Soon after the CCP’s 20th National Congress, a fierce infight erupted among the military’s top brass: He Weidong, then the first vice chairman of the CMC, and Miao Hua, then the director of the CMC’s Political Work Department, on one side, and Zhang Youxia, then the first vice chairman of the CMC, and then Defense Minister Li Shangfu on the other.
With Xi’s backing, He and Miao took down Li and Wei. Their real goal was to remove Zhang Youxia so He could become the first vice chairman and Miao the second, forming a triumvirate of Xi, He, and Miao to control the military. This was the true reason for Li and Wei’s downfall.
Later, a cornered Zhang fought back, and He and Miao were taken down. Zhang was eventually purged by Xi as well.
All of them were involved in corruption. Their fall from grace, however, was never really about corruption.
The Warning Effect of Anti-Corruption Has Vanished
On the surface, sentencing Wei and Li to death with reprieve and lifelong imprisonment appears to be Xi using the heaviest punishment to warn the entire military. In reality, this tactic stopped working long ago.
As early as 2016, former Yunnan Party Secretary Bai Enpei was sentenced to death with a two-year reprieve and lifelong imprisonment without parole—the first provincial-level official to receive this punishment under Xi. He was meant to serve as a warning.
Instead, many more senior officials received the same sentence later, including former Tianjin police chief Wu Changshun, Shaanxi Party Secretary Zhao Zhengyong, former Justice Minister Fu Zhenghua, and others. Some, such as former Huarong chairman Lai Xiaomin, were even executed.
Yet corruption continues to worsen.
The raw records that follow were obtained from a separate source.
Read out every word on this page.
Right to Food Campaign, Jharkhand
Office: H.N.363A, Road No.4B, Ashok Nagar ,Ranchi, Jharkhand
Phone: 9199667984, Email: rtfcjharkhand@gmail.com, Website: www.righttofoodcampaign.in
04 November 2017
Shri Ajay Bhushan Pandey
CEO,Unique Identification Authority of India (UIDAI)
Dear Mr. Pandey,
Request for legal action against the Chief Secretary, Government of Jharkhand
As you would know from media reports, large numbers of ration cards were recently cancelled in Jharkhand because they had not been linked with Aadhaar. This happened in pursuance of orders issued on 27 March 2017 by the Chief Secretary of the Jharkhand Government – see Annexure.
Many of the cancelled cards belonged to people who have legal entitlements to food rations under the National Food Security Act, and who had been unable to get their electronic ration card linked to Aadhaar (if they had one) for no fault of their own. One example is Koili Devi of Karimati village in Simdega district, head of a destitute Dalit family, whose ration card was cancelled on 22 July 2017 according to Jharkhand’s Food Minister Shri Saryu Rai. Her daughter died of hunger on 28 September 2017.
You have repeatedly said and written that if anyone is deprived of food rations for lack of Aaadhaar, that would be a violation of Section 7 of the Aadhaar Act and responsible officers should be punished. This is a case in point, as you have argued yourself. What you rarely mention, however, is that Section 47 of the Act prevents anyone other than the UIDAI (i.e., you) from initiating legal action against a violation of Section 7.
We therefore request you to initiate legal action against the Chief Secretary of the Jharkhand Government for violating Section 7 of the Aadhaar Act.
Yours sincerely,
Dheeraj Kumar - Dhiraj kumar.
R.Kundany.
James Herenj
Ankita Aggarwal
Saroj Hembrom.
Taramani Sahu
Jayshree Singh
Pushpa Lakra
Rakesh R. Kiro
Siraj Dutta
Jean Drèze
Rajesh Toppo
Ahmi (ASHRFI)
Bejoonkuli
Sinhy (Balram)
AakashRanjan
In 2025 alone, at least 31 officials caught in corruption cases each stole more than 100 million yuan ($14.6 million).
Xi Is Losing Authority
The biggest problem with Wei and Li was not economic corruption, but what the Chinese military’s official newspaper called “disloyalty” and being “two-hearted people.”
The real embarrassment for Xi is that he personally promoted both men.
Wei was the very first general Xi promoted to full general rank just eight days after Xi became CMC chairman in 2012. Xi later made him the founding commander of the Rocket Force—the strategic force meant to threaten Taiwan and the United States—and eventually defense minister. Wei was seen as the top figure in Xi’s own military faction.
Similarly, Xi promoted Li despite his being sanctioned by the United States, making him the defense minister in 2023.
If even the people Xi trusted most ended up “disloyal,” how can any general in the military truly be loyal to him? The severe punishment of Wei and Li is a public humiliation for Xi.
A Major Victory for US Intelligence Warfare
Internationally, the harsh punishment of Wei and Li may represent a significant victory for American intelligence.
Just two days after the CCP’s 20th National Congress closed in October 2022, the U.S. Air University’s China Aerospace Studies Institute released a massive 255-page report that essentially laid bare the entire structure of China’s Rocket Force—including base locations, unit functions, commanders’ names, organizational charts, and deployment maps across China.
The report shocked the Chinese leadership. The Rocket Force, which Xi had called the “core of China’s strategic deterrence,” was now an open book to the U.S. military.
He Weidong and Miao Hua immediately used this as ammunition to attack Wei Fenghe (the Rocket Force’s first commander) and Li Shangfu. Without firing a single shot, the United States helped trigger a massive purge of generals across the Rocket Force, equipment development departments, and major commands.
Concluding Thoughts
Xi has used anti-corruption primarily as a tool for political loyalty rather than for genuine clean governance, and none of the high-ranking officials he has taken down—especially the military officers—are truly loyal to him. On the contrary, they, their families, and their networks deeply resent him.
Every time Xi severely punishes a military officer, he creates more enemies. If he continues this way, it may eventually backfire on him.
Views expressed in this article are the opinions of the author and do not necessarily reflect the views of The Epoch Times.